Elon Musk says that his SpaceX Starship will be able to "chomp up" space junk using its moving fairing door.
SpaceX Has a Solution for Space Debris
SpaceX CEO Elon Musk recently replied to a tweet asking him about how to eventually collect all the surrounding space debris that would otherwise hinder future space business.
The question came from Twitter handle @REQNews on Sunday, July 4.
The fairing door is able to open by itself when reaching a certain orbit, which then a spacecraft can deploy itself. The fairing door can close right before the Starship comes back down to Earth as confirmed by the SpaceX users' guide about the rocket system.
SpaceX president, Gwynne Shotwell, also said that the Starship has the capabilities to pick up space junk that is currently orbiting our planet.
The said debris can be stored back into the Starship's cargo bay until safely reaching back to Earth.
Time Magazine interviewed Shotwell in October about the same issue and she said, "It's not going to be easy, but I do believe Starship offers the possibility of going and doing that."
Why Space Debris is Getting More Dangerous
Space experts told Insider that SpaceX has taken over Earth's lower orbit with its vast armada of Starlink satellites.
The 1,657 satellites around the lower orbit created a very real threat of space-traffic collision. They also said that this will further escalate in danger and severity if SpaceX continues to plan its 42,000 satellites by 2027.
The European Space Agency or ESA has created a report about the dangers of space junk in May saying that there is now more space debris than operational satellites in our orbit.

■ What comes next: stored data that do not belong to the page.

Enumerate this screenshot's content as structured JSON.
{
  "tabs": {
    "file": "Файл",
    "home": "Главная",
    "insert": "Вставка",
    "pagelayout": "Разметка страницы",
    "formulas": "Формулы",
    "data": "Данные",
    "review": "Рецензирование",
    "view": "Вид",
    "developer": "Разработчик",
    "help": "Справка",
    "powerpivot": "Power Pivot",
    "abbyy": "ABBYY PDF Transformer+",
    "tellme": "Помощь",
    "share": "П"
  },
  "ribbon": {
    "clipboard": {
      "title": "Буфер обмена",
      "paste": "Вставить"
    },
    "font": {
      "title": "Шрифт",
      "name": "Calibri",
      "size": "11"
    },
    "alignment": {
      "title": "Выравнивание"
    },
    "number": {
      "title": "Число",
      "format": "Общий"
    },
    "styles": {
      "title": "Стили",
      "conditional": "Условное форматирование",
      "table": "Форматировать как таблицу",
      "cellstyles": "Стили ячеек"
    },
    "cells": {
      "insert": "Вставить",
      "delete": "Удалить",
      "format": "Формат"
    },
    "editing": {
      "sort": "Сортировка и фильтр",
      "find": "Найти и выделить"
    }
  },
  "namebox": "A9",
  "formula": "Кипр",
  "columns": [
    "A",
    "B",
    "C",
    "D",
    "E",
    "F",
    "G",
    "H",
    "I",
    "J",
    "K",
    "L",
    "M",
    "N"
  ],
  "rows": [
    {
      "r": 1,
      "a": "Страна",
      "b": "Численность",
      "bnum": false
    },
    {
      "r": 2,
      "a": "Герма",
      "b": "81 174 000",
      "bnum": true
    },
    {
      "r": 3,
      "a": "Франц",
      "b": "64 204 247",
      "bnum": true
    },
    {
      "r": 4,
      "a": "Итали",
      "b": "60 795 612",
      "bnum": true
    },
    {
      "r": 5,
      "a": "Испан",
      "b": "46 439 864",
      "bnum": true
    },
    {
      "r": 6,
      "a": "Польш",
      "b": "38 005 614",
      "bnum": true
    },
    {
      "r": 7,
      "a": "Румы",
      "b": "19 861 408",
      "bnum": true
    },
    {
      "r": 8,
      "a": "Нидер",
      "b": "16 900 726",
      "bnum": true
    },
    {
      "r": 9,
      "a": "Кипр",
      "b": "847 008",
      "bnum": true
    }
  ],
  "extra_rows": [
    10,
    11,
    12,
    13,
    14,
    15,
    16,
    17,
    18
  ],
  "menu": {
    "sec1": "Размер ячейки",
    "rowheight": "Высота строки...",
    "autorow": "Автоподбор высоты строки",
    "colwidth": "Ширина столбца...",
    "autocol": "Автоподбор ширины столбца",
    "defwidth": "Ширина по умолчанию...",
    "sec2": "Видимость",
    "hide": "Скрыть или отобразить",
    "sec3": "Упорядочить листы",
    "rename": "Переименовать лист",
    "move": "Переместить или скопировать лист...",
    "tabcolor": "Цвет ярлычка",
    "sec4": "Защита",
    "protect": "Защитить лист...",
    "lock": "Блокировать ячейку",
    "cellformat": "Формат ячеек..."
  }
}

The summary of the report stated that the current behaviour of our species in regards to space is "unsustainable."
If companies and agencies don't change their behavior towards space faring missions, then it's just a matter of time before we can be able to operate in that theater again unless we find a sustainable solution.
Just How Many Space Junks Are Out There?
ESA has come up with an estimated number of space junk orbiting our planet which was last updated in May 2021.
The number is a staggering 128 million objects greater than 1 mm to 1 cm. Next would be nine million objects greater than 1 cm to 10 cm. The last and most dangerous numbers are 34,000 objects that are said to be greater than 10cm.
Since our space age began in 1957, there were a number of missions and tests that led our inventions to space.
There have been 6,060 rocket launches, 11,670 satellites that were launched to space, and about 7,200 still up there, and 4,300 are operational up to this day.
As of this writing, Space Surveillance Networks are only able to track a fraction of space junk orbiting our planet estimated to be just over 28,600 debris out of the hundreds of millions out in space.